The brisk growth of the property market has stunned most everyone and proved economists wrong. Economists have cautioned that Australia’s slow economy will continue and told us to expect house prices to fall until the year is out. They said house prices will only start to go up next year—and only modestly.
Recent data says they’re wrong. According to CoreLogic’s August data, house prices were up by 1 per cent for combined capitals in August. This is the first increase in values per month since October 2017 and the largest since April 2017. At this rate, we can expect a 12 per cent annual growth. That is huge!
And nobody saw it coming.
In Sydney, things are even peachier.
Sydney recorded an increase of 1.6 per cent– that is 19 per cent per annum. It’s the best performing capital city with a 1.9 per cent growth over three months.
What CoreLogic said will be an “L-shaped” growth— where prices fall and flat out for some time— now has become a “V-shaped” recovery, and CoreLogic has confirmed their short-term outlook to be so.
Head of research Tim Lawless said, “At CoreLogic our expectation has been that this recovery would be a slow and steady one, however, with housing credit restrictions easing and mortgage rates likely to reduce further, this rebound could potentially turn into a ‘v-shaped’ recovery.”
“It’s likely that buyer demand & confidence is responding to the positive effect of a stable federal government, as well lower interest rates, tax cuts and a subtle easing in credit policy,” he said.
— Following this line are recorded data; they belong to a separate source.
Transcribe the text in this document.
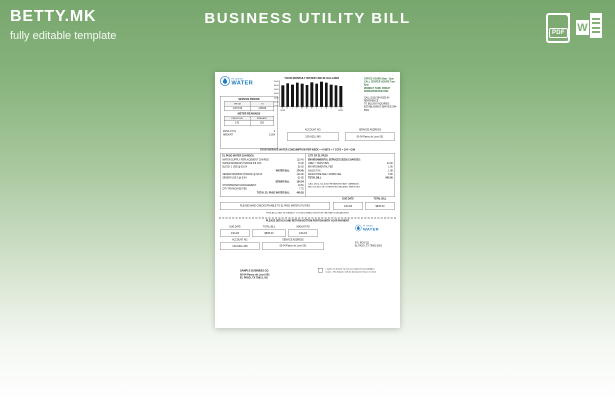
BETTY.MK
fully editable template
BUSINESS UTILITY BILL
PDF W
el paso
WATER
YOUR MONTHLY WATER USE IN GALLONS
7000
6000
5000
4000
3000
2000
1000
N D J F M A M J J A S O N
2019	2020
OFFICE HOURS 8am - 5pm
CALL CENTER HOURS 7am - 6pm
MONDAY THRU FRIDAY
WWW.EPWATER.ORG
CALL (915) 594-5500 IN REFERENCE
TO BILLING INQUIRIES
ESTABLISHING SERVICE 594-5501
SERVICE PERIOD
FROM	TO
12/07/19	1/09/20
METER READINGS
PREVIOUS	PRESENT
142	156
ZONA CYCL	2
AREA/RT	5,204
ACCOUNT NO.
100-0011-345
SERVICE ADDRESS
00-04 Paseo de Leon 001
YOUR AVERAGE WATER CONSUMPTION PER WEEK = 4 UNITS = 7 CCFS = 124 = G/W
EL PASO WATER CHARGES:
WATER SUPPLY REPLACEMENT CHARGE	110.40
WATER MINIMUM CHARGE 5/8 CCF	74.00
BLOCK 1 USE @ $2.04	00.00
WATER BILL 174.40
SEWER MINIMUM CHARGE @ $4.04	104.00
SEWER USE 5 @ $.04	-31.80
SEWER BILL 134.34
STORMWATER MANAGEMENT	10.81
CITY FRANCHISE FEE	7.70
TOTAL EL PASO WATER BILL 440.35
CITY OF EL PASO
ENVIRONMENTAL SERVICES (ESD) CHARGES:
GREY / TRASH BIN	24.00
ENVIRONMENTAL FEE	1.06
SALES TAX	1.98
FRANCHISE FEE / ADMIN FEE	0.96
TOTAL BILL	845.00
CALL (915) 212-6000 REGARDING ANY GARBAGE,
RECYCLING OR OTHER ESD RELATED SERVICES.
DUE DATE	TOTAL BILL
PLEASE MAKE CHECKS PAYABLE TO EL PASO WATER UTILITIES	1/31/20	$845.00
THIS ACCOUNT IS SUBJECT TO DISCONNECTION FOR THE PAST DUE AMOUNT
PLEASE DETACH AND RETURN BOTTOM PORTION WITH YOUR PAYMENT
DUE DATE	TOTAL BILL	AMOUNT PD
1/31/20	$845.00	1/01/21
ACCOUNT NO.	SERVICE ADDRESS
100-0011-345	00-04 Paseo de Leon 001
el paso
WATER
P.O. BOX 511
EL PASO, TX 79961-0001
SAMPLE BUSINESS CO.
00-04 Paseo de Leon 001
EL PASO, TX 79911, US
I agree to donate my excess payment toward Aqua
Cares. The balance will be donated to those in need.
He noted that it was the third successive month of capital gain in Sydney, Melbourne, and Hobart and the second successive month in Brisbane. He said, “While the ‘recovery trend’ is still early, it does appear that growth trends are gathering some pace, particularly in the largest capital cities.”
This month’s data on house prices underscores the clear turnaround in the property market. Mr Lawless said that since May, they have “consistently heard that housing market confidence has improved and the data since then continues to confirm the improved sentiment.”
According to CoreLogic, monthly sales activity also has gone up over the recent months. And even though house sales data may not still be reflecting it with the figure still below the decade average, a marked upward trend can already be seen.
CoreLogic also acknowledged auction clearance rates increasing at a remarkable rate. Auction clearance rates for Sydney and Melbourne are at the highest levels since early 2017. Recent data on housing credit also shows an upward shift in credit growth.
All these indicate a recovering property market but Mr. Lawless recommends siding on caution and waiting for spring to fully assess housing market conditions.
He said, “A key contributor to the housing recovery has been the increase in buyers, but also a lack of advertised stock.”
“As stock levels continue to rise throughout spring, we will get a much better understanding of the depth of the current recovery. As listing numbers and auction volumes rise, clearance rates may soften if buyer demand doesn’t lift to match the increase in supply.”
New advertised stock levels are now increasing, though it’s coming from a very low base. Total new inventory levels are at -17 per cent lower than last year with Sydney and Melbourne getting the largest year-on-year decline.
But with favourable conditions, even with stock levels rising, it’s plausible to expect demand meeting supply and the continued recovery in house prices. This could be the start of the housing bull market.
And no, it’s not just optimism talking.